Read a poem, talk about it, read it again.
12/14/2019
Connor and Jack explore the poem "Warming" by dg nanouk okpik. They discuss the poem's interplay between intense specificity and figurative language, climate change as context, and the fact that ice worms are really actually real.
More about okpik here: www.poetryfoundation.org/poets/dg-okpik
Warming
By: dg nanouk okpik
She and I make a bladder bag to draw water from the ice trench.
She/I chain stitch/es a skin dressed in oil to make a new pot of soup.
She/I sew/s a badger hair rough around the top of her/my kamiks
to make the steps windward, toward the limits of woman.
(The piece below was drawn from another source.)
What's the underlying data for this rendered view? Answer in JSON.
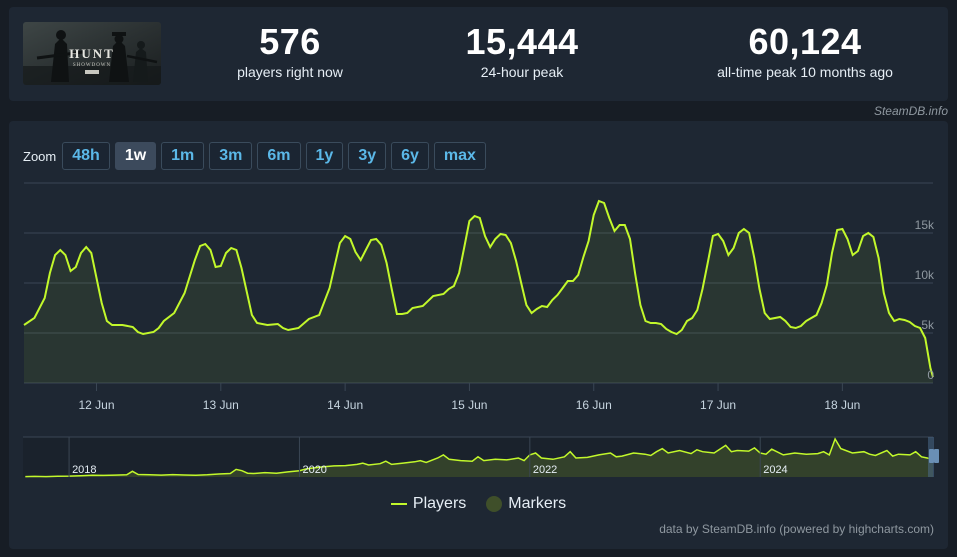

She/I eat/s club root and white clover to strengthen her/my silver
body to bear a child. She/I map/s, following 1 degree from the North
Star and 60 degrees from the end of the earth’s axis on rotation
for Ukpeagvik she/I use/s a small arc of ice, cleaving into parts, reduced
to simple curves fitted with serrated edges of white flesh. She/I mold/s
to the fretted neck of frozen water into a deep urn, made like a rock shelter
or a cavern. She/I construct/s a hole on the surface of a glacier formed by melting particles
of roe and pan reservoir dust from a shelter for the ice worms. Because the earth is
molding, burning, laughing, and purging its crust.